Вдруг местре Лидио поднимает глаза на Аршанжо:
– Ты слыхал, кум? Тадеу приехал, он здесь, а Баие.
– Приехал Тадеу? Когда?
– Когда – не знаю, видать, на днях. Но узнал-то я только сегодня утром в лавке Теренсии. Дамиан повстречал его на улице, он сказал, что едет в Европу. Остановился в доме родителей Лу…
– У своего тестя, мой милый. Разве он не зять полковнику?
– Сюда-то не зашел даже…
– Зайдет, никуда не денется. Ведь только приехал, тут всякие дела, визиты, родственники.
– Родственники? А мы?
– Да с какой стороны ты ему родственник? Может, потому, что он звал тебя дядей? Но так к тебе обращается любой ученик, дружище.
– И ты ему не родня?
– Я родня всем и никому. Если я и делал детей, при себе их не держал, милый мой. Не горячись, выберет время Тадеу, зайдет. Попрощаться.
Лидио вновь устремил взгляд на картину. Голос Аршанжо звучал спокойно, почти бесстрастно. Где же родительская любовь, самое глубокое чувство на свете?
– Черта помяни, и он тут как тут! – смеется Педро Аршанжо. Лидио Корро оборачивается.
В дверях лавки стоит Тадеу: строгий элегантный костюм, ухоженные усы, соломенная шляпа, стоячий воротничок, гетры, маникюр, трость с перламутровым набалдашником – ни дать ни взять барон.
– Я только сегодня узнал, что с вами случилось. Я и так собирался зайти проведать вас обоих, а уж тут тем более поспешил. Так это правда? И не смогли даже закончить тираж?
– Зато на славу повеселились, – пояснил Аршанжо. – Мы с кумом Лидио считаем, что игра стоила свеч.

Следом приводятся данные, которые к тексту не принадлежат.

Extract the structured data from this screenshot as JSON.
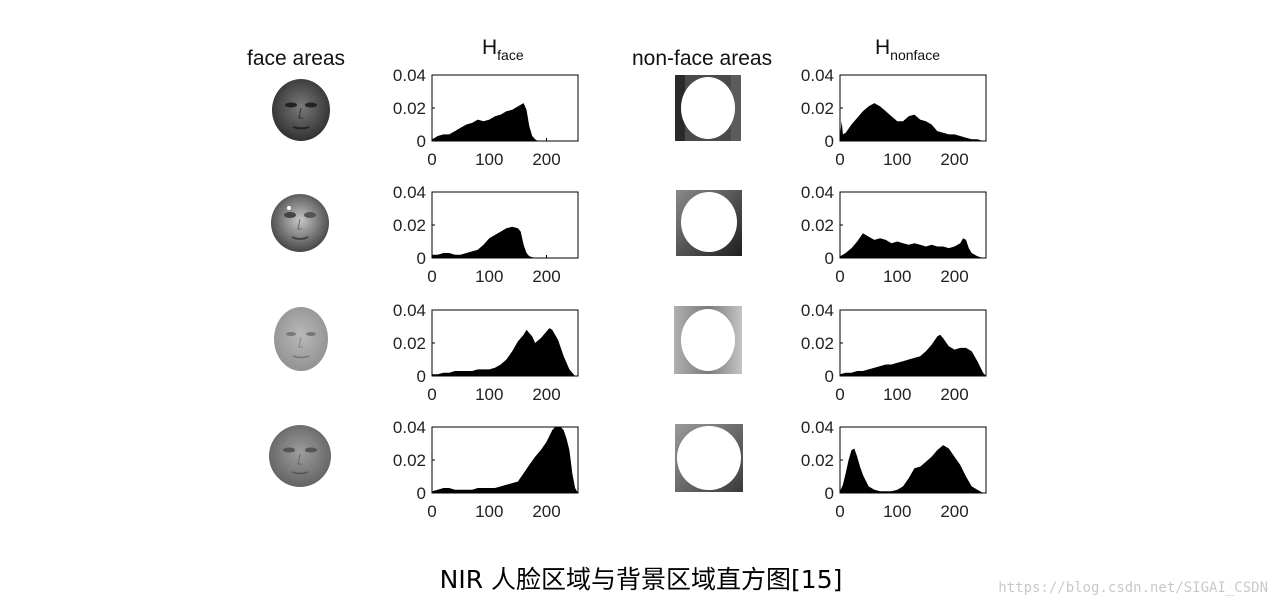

Тадеу подошел, поцеловал руку крестному. Растроганный Лидио заключил его в объятия:
– Ты – прямо лорд!
– В моем положении надо одеваться как следует.
Педро Аршанжо добрым взглядом окинул стоящего перед ним важного господина. Тадеу уже исполнилось тридцать пять, а было всего четырнадцать, когда Доротея привела его на террейро и передала Аршанжо: «Только и толкует, что о грамоте да о счете, мне-то это ни к чему, но не могу я мешать судьбе, пусть мальчонка идет своей дорогой». «Вот и я не могу мешать судьбе, изменять его путь, остановить время, не пустить его наверх, вот так-то, кум Лидио, милый мой. Тадеу Каньото идет своим путем, дойдет до верхней ступеньки, раз уж он туда нацелился, а мы, дружище, ему в этом помогли. Гляди, Доротея, твой мальчик идет в гору, далеко пойдет».
– Скажите, я могу чем-нибудь помочь? У меня есть свои собственные сбережения, накопил, чтобы Лу в Европе могла попробовать новое средство… Вы ведь знаете, да? Я получил от правительства стипендию для прохождения курса градостроительства во Франции. Лу едет со мной. Вся поездка займет около года. По возвращении заступлю на место шефа, он уходит в отставку. Это, можно сказать, уже решенное дело.